I felt  privileged to be in management at this time because it equiped me with experiential skills that would have taken me decades to acquire. 

What are the greatest accomplishments in your career?
 By far, my biggest success is the quality and passion of the senior management and middle management teams. 

What are your personal goals and how did these align with your job?
 I am a healthcare management specialist and I intend to do this beyond the boundaries of East Africa. 
There is no healthcare institution in Uganda that could have given me a better platform to express my skill, make a significant contribution, and learn as much as I have learnt than International Hospital Kampala.  

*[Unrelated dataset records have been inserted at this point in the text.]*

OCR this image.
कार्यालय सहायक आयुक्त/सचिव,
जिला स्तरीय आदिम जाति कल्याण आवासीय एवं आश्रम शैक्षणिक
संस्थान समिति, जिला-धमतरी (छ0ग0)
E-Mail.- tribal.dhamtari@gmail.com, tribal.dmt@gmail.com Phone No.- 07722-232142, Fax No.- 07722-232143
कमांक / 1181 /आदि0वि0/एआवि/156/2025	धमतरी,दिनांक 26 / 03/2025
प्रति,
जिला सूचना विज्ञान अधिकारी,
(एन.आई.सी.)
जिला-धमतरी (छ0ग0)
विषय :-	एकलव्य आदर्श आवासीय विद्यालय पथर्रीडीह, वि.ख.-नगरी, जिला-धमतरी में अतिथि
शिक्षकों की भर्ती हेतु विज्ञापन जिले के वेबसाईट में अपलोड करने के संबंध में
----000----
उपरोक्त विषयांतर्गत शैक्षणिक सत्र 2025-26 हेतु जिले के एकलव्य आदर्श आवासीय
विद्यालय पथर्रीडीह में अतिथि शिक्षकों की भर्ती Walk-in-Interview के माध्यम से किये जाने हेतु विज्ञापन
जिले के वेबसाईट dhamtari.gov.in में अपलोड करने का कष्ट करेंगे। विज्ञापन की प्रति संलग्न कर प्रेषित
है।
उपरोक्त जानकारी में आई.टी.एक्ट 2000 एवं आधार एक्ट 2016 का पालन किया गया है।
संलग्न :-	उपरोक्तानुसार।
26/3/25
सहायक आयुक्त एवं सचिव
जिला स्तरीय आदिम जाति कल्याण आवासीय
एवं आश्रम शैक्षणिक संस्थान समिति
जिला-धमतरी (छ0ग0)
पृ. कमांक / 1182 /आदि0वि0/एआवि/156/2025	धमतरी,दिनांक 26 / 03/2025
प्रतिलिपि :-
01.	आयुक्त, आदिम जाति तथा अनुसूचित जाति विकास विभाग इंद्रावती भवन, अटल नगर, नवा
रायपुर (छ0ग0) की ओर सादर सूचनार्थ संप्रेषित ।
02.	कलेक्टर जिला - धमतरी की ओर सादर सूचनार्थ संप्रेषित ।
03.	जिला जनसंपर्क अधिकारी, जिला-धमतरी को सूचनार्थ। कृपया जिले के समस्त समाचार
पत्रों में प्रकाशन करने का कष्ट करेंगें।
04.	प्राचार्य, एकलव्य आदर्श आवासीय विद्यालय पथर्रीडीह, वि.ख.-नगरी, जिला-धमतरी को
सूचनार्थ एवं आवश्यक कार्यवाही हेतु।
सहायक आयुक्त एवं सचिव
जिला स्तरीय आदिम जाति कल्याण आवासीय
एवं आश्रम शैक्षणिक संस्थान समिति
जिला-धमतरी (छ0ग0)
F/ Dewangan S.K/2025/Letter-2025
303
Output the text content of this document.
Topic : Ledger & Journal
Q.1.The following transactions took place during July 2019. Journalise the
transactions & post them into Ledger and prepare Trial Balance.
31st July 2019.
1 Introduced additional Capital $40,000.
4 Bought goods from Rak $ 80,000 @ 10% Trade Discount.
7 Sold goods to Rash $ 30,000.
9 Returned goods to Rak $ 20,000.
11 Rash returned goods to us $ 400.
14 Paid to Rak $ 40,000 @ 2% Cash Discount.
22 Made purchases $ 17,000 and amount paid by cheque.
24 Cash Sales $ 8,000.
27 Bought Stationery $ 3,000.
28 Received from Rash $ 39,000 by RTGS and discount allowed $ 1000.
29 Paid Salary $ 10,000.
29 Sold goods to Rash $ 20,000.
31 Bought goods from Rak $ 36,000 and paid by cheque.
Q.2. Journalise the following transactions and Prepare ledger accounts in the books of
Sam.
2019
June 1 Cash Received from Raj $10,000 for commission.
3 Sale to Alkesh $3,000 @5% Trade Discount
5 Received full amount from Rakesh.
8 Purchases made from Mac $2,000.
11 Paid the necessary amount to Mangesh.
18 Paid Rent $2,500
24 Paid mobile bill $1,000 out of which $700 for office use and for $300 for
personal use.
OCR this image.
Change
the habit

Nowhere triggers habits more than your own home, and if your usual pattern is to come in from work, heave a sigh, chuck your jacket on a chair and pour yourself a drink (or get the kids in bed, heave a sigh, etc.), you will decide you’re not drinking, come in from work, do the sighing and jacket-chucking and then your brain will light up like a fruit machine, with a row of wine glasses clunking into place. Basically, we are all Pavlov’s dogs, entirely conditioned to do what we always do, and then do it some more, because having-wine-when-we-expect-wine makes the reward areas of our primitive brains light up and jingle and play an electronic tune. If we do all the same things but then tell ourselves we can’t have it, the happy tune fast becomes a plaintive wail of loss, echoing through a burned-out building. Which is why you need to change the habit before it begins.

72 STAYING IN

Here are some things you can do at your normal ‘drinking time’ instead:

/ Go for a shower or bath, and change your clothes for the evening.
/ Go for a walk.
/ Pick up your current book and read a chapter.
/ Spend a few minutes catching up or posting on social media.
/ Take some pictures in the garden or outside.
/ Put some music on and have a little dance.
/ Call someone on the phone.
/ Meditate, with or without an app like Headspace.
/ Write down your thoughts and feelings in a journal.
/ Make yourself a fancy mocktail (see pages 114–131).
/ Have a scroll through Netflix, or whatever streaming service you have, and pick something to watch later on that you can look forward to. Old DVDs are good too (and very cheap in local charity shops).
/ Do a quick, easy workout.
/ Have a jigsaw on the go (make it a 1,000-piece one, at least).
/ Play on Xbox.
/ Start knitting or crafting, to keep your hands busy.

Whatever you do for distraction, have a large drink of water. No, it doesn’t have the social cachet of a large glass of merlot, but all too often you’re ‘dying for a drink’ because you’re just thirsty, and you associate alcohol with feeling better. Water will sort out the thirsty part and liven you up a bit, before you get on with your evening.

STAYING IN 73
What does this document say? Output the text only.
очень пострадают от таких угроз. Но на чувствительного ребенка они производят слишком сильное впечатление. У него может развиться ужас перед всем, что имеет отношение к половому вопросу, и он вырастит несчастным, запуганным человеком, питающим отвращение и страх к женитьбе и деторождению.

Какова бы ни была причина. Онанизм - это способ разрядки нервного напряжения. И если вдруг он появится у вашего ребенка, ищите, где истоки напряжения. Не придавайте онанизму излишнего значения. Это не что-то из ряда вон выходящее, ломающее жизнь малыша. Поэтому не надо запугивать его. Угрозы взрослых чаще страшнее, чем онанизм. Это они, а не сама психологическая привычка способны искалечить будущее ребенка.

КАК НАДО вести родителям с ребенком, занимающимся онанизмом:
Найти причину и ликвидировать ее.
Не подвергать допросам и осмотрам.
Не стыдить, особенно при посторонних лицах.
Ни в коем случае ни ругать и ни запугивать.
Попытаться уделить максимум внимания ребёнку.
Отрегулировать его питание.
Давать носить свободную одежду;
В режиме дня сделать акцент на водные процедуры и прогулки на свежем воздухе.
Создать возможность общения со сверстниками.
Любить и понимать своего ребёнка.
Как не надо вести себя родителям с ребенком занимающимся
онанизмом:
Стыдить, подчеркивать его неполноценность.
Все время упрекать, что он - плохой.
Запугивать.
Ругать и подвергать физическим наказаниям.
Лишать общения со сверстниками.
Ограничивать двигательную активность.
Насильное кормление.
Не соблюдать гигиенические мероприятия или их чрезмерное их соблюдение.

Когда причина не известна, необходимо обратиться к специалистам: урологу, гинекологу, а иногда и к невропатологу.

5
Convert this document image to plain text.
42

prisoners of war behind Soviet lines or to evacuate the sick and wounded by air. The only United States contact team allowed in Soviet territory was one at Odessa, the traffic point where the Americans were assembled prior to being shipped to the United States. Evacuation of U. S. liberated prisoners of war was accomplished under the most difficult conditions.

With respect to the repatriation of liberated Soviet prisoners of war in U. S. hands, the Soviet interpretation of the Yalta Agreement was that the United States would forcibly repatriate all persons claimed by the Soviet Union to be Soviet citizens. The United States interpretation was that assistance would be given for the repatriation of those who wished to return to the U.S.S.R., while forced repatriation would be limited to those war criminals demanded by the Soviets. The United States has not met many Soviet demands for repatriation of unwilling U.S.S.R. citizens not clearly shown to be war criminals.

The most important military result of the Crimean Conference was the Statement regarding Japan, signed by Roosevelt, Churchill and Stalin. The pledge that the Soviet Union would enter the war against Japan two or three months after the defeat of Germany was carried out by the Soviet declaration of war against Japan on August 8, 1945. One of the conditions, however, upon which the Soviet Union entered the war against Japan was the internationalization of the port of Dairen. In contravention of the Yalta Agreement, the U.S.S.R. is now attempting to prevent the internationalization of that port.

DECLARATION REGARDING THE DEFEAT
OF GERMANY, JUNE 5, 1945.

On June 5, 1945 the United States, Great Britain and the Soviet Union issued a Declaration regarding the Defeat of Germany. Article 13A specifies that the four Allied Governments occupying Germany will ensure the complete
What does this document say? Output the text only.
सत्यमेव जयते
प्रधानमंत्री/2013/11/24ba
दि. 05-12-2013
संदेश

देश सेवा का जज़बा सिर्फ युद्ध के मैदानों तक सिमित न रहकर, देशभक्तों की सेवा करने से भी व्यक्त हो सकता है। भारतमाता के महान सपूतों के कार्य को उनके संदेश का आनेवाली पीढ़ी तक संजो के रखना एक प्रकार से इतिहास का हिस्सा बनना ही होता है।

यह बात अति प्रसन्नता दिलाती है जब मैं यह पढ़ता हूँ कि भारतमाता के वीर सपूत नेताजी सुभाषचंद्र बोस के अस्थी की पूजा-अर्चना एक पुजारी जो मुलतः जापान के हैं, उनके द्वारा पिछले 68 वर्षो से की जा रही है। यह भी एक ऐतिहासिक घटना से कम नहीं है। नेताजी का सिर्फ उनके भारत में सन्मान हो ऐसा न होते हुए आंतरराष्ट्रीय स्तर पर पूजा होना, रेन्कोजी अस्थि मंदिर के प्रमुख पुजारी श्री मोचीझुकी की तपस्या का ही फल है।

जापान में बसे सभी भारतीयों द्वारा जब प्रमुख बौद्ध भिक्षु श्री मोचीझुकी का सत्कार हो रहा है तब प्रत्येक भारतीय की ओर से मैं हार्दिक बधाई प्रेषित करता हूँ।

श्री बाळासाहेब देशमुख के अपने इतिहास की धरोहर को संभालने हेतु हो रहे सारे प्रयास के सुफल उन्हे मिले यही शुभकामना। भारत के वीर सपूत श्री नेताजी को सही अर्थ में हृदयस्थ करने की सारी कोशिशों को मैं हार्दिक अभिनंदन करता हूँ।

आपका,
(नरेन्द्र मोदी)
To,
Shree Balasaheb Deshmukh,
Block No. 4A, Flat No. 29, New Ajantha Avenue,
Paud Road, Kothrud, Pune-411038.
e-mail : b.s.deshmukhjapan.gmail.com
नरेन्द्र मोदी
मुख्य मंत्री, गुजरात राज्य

What has been your  biggest challenge so far?
 This is tricky to choose but again I do not think anything beats Covid 19. 
The strain on our financial resources, psychosocial, health, and security concerns for our staff, the pressures related to the cost of care and the related scapegoating on private hospitals by government, media, and the general public, the hundreds of millions of unpaid bills, the unusual high death rate, the denial regarding the cause of death by families and the related accusations of connivance with the state to eliminate its opponents. Covid -19 has been a nightmare.

When would you say was a major turning point in your career? 
I think my career has been and is still an interesting one but when I was appointed Business Development Manager at AAR Healthcare, Uganda, this was the turning point. I got the platform I needed to express my skill and make a contribution that directly impacted the company performance.This shaped my managerial skills that I have used everywhere I have worked. 
Prior to joining IMG, I worked for AAR Healthcare Uganda as the head of clinical operations and business development,  I also worked for KCCA, Mildmay Uganda, and Mulago Hospital as a medical doctor.


What would you consider your management skills to be? 
It is delusional for any executive to think they can manage an institution as big as IHK alone.  It does not matter how skilled or talented one is, you have to build the competence of your team and empower it to execute on your behalf. 
This is the only effective and sustainable way and it is my way. You may micromanage some critical projects and some critical elements of change, but not everything.

How have you contributed to the bottom-line growth in previous companies you have worked with?
I cannot talk about bottom line to the public, it is only attractive to shareholders, and the public wants quality at the lowest cost. I have worked at Mildmay, KCCA, and AAR. 
I started my management journey at AAR Uganda and that company turned my career path around. With the team at AAR, we surely turned around the company fortunes between 2016 and 2018. . We conducted a major restructuring of the company to a sustainable workforce model, and expanded the clinic network.